Life imprisonment is an unjust sentence. Life prisoners are those who have received their sentence for murdering a fellow being. In many cases, however, they can not really be classed as criminals. They are victims of circumstances. The deed was not premeditated but was brought about on the impulse of the moment. The sentence of a lifelong imprisonment forever deprives of the liberties of freedom and the association of friends and relatives, and the only hope of freedom is an escape, then to remain a fugitive from justice. Mr. Meade in his report suggests that the life prisoner should be allowed the same privilege of commutation or short time as is given other prisoners, and in this give him a hope of release. There are tables which insurance companies use (and they are supported by the courts) which fix an average limit of years of the existence of a man, computing from the first year; the interval beyond the present age naturally decreasing as old age approaches. He says: “It would seem that these tables furnish a foundation on which a system for life prisoners should be based. For instance, a man twenty years of age is convicted of murder and sentenced to prison for life.

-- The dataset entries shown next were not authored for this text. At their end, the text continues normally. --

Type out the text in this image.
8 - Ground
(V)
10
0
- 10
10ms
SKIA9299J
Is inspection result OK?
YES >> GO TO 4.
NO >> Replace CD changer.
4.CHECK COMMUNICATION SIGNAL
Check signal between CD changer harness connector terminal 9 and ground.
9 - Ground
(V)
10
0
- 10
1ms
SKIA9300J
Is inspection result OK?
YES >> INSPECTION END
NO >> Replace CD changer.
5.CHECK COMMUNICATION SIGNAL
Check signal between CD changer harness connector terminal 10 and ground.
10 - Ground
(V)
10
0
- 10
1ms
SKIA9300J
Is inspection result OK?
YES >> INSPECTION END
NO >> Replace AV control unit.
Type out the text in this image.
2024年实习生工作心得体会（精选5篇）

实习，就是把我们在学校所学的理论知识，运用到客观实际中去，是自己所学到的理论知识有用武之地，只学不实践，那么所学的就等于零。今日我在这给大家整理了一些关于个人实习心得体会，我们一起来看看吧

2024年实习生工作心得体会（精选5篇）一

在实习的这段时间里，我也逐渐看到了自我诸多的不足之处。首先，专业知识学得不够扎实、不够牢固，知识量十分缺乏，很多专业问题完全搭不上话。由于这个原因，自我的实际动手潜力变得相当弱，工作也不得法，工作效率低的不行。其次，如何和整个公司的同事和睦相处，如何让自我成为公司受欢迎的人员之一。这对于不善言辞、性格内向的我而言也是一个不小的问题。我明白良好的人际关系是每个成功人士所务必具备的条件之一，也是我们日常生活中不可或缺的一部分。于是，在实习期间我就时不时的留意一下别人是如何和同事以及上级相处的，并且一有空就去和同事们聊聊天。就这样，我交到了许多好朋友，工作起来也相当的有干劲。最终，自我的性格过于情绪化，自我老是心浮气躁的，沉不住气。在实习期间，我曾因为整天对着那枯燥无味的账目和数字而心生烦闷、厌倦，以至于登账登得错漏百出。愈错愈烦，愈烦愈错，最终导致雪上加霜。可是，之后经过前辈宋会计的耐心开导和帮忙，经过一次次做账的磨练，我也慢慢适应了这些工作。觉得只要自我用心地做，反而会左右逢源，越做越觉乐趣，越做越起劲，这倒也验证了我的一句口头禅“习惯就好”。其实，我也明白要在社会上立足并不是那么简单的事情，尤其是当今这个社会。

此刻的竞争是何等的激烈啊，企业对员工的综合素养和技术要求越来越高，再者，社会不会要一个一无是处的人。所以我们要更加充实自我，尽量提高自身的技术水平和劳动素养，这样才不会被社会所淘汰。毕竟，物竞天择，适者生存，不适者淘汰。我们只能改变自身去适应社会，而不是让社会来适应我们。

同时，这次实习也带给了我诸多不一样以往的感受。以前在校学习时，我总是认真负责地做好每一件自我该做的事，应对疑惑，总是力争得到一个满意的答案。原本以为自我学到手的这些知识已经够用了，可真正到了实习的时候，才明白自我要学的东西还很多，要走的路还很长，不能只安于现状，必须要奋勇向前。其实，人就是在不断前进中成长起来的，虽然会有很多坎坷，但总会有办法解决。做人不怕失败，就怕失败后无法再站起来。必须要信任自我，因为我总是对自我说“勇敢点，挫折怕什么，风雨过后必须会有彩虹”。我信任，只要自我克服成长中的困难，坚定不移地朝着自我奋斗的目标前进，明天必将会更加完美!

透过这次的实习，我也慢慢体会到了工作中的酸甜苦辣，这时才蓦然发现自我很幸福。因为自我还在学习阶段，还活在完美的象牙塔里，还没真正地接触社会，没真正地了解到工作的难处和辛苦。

Our tables show that the average number of years for a man of that age still to live is approximately thirty-four. Figuring the legal commutation on this term of thirty-four years, we find the prisoner would be compelled to serve about twenty-three years of solid time. A man thirty years old would on the same basis, having about thirty years to live, serve eighteen years; a man forty years old, having about twenty-five years to live, would serve sixteen years in prison. Thus we might continue our observations indefinitely.”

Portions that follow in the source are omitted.